В проекте «Собери лучшую русскую команду в истории НХЛ» самым популярным игроком оказался Павел Буре. Хоккеист, который в своей карьере ничего не выиграл, кроме снайперских наград и чемпионата мира в 19 лет. Но Буре стал чем-то большим, чем просто звезда, и чем-то более значимым, чем легенда.
Буре – олицетворение русского хоккея
Если попытаться представить хоккейную страну одним игроком, то очень легко увидеть Канаду как умнейшего и обязательно двустороннего центра, Чехию – непробиваемого вратаря, Швецию – диспетчера-интеллигента, Финляндию – цепкого и кусачего оборонительного форварда, а Америку – командного бойца независимо от амплуа.
Россия же была, есть и будет крайком-технарем.
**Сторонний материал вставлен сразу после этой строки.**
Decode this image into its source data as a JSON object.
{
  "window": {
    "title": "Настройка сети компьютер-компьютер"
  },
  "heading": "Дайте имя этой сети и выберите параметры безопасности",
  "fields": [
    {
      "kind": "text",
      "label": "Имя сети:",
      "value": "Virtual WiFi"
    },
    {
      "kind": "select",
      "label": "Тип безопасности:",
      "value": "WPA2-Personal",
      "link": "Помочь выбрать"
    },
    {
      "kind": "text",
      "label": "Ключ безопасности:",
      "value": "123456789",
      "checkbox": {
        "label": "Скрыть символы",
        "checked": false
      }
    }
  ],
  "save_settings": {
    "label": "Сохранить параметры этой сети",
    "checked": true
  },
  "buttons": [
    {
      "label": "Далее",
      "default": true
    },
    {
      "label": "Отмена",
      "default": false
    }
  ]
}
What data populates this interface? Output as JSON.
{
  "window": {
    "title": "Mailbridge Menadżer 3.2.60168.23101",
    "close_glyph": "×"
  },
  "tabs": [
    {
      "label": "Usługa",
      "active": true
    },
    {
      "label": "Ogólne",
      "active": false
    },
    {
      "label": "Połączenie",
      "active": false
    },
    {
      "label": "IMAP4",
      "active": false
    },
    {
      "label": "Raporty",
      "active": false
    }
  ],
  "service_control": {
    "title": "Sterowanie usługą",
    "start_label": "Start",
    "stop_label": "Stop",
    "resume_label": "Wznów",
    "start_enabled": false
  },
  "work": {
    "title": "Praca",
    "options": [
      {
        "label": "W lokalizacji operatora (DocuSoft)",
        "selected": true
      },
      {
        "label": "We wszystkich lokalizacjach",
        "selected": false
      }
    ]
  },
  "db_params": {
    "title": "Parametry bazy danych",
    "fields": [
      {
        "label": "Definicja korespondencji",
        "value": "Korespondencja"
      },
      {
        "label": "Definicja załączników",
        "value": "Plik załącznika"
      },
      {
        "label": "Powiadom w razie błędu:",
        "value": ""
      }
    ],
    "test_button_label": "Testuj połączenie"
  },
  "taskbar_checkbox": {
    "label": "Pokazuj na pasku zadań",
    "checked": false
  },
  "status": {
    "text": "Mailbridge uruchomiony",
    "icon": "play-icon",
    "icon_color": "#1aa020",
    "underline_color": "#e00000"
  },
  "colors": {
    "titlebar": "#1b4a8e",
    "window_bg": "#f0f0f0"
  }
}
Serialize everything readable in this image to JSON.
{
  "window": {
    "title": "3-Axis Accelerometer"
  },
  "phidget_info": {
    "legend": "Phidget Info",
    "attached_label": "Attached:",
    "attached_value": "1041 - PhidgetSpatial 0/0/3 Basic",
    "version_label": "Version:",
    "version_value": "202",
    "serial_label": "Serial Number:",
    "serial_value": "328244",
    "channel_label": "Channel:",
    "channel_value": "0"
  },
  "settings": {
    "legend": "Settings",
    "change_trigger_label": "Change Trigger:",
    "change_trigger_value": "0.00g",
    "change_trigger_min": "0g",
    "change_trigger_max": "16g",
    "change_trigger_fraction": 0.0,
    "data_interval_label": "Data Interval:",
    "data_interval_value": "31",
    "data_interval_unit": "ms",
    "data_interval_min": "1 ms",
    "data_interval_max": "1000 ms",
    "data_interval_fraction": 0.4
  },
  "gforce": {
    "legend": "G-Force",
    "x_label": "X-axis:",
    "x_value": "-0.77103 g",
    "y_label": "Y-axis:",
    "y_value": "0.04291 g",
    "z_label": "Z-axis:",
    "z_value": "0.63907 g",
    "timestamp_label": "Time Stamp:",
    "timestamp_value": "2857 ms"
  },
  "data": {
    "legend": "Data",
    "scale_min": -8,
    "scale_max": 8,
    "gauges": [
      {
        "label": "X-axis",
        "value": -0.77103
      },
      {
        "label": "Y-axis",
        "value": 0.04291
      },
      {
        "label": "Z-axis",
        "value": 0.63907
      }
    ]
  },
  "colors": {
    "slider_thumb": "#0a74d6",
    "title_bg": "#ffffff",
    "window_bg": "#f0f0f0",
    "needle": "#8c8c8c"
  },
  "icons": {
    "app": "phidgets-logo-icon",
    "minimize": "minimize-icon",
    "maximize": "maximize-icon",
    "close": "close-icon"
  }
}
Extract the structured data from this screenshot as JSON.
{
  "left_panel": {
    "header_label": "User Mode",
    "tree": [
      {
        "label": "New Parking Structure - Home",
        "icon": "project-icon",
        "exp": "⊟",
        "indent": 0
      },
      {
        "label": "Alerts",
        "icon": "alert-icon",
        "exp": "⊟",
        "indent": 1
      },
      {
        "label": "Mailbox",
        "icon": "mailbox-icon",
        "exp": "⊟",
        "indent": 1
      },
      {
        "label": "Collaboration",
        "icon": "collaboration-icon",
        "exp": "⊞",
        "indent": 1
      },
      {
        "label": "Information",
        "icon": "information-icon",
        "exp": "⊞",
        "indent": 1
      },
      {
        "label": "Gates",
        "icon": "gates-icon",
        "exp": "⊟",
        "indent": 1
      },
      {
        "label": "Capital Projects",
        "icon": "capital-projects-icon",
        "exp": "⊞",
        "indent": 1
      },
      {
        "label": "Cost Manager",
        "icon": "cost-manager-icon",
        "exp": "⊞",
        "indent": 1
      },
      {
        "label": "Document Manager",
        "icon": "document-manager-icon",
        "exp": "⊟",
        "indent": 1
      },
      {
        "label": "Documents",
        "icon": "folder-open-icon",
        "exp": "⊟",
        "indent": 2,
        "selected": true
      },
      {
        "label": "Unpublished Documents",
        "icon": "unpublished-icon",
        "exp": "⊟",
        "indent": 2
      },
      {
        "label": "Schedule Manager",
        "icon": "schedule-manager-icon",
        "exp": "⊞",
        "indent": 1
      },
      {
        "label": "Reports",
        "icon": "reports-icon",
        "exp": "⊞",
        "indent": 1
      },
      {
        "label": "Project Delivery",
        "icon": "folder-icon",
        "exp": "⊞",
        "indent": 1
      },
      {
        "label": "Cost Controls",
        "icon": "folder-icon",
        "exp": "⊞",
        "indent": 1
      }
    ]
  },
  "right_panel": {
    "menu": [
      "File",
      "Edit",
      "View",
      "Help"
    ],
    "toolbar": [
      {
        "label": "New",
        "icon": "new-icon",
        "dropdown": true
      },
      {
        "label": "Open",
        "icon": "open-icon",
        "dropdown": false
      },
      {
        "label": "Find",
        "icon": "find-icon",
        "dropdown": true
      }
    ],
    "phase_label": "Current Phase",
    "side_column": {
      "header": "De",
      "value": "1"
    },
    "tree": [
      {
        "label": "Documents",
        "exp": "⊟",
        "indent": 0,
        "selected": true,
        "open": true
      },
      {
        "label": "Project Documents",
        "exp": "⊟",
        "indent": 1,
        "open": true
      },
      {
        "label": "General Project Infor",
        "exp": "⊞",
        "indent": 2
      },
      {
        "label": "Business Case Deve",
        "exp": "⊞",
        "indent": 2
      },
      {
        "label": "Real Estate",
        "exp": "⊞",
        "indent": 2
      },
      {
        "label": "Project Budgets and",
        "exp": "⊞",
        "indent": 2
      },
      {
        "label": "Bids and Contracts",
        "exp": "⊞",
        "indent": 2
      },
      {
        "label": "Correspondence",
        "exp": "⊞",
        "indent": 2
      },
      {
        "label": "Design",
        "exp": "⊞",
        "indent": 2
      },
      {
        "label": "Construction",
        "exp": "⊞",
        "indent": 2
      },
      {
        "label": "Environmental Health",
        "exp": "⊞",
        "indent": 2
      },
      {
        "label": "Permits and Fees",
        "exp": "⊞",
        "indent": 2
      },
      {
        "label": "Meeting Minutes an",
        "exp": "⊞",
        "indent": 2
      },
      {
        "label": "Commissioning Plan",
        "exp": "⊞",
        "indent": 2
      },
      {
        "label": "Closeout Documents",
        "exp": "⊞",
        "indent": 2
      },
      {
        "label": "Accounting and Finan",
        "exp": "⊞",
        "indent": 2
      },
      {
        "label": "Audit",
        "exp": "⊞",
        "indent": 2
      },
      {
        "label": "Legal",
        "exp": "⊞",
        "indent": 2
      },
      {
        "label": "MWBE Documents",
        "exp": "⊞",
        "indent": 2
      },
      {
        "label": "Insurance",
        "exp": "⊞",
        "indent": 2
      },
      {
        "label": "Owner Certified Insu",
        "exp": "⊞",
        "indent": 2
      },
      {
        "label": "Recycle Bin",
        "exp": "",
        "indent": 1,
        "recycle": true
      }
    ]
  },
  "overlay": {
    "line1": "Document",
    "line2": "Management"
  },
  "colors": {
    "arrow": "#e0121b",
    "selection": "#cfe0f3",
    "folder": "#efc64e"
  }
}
Это пошло еще с самых первых бобровских лет и продолжалось во времена Александрова, Фирсова, Харламова, Якушева, Макарова, а сегодня – Овечкина и Кучерова.
Девяностые в этом смысле были эпохой Павла Буре. У него были все лучшие качества русского элитного вингера – легкое катание, золотые руки, блестящая техника, феноменальная обводка. И еще он добавил к этому фантастическую для той эпохи скорость, благодаря которой за океаном он стал Русской ракетой. Такие прозвища редко бывают по-настоящему удачными, но это стало стопроцентным попаданием в образ. Невероятно быстрый и ловкий парень с открытым лицом и светлой улыбкой стал для Канады хоккейным Гагариным.
Россия в это время переживала сумбурные перемены, крушение идеалов и всеобщий развал, затронувший в том числе и хоккей – недавнюю гордость страны. И тут начинает феерить в НХЛ Буре – молодой, красивый (причем очень по-русски), успешный и с не совсем типичной, зато исторической фамилией. Такой «новый русский» в хорошем смысле, благодаря которому хотелось верить, что и в изменившемся мире мы многого можем достичь.
Буре – трагический талант
«Героя делают подвиги» – это обычная жизненная формула. Но так уж повелось, что если есть еще и определенный трагический ореол, то ему гарантировано особое место даже среди самых-самых. И неважно, идет ли речь о войне, искусстве, науке или спорте.
Валерий Харламов был великим игроком, но после гибели вознесся на высоту, недосягаемую в нашем хоккее ни для кого. Марио Лемье мог побить рекорды Гретцки, но не сумел этого сделать из-за многочисленных травм и борьбы с раком – и все равно в историю канадского хоккея они вошли вместе, как первые среди лучших.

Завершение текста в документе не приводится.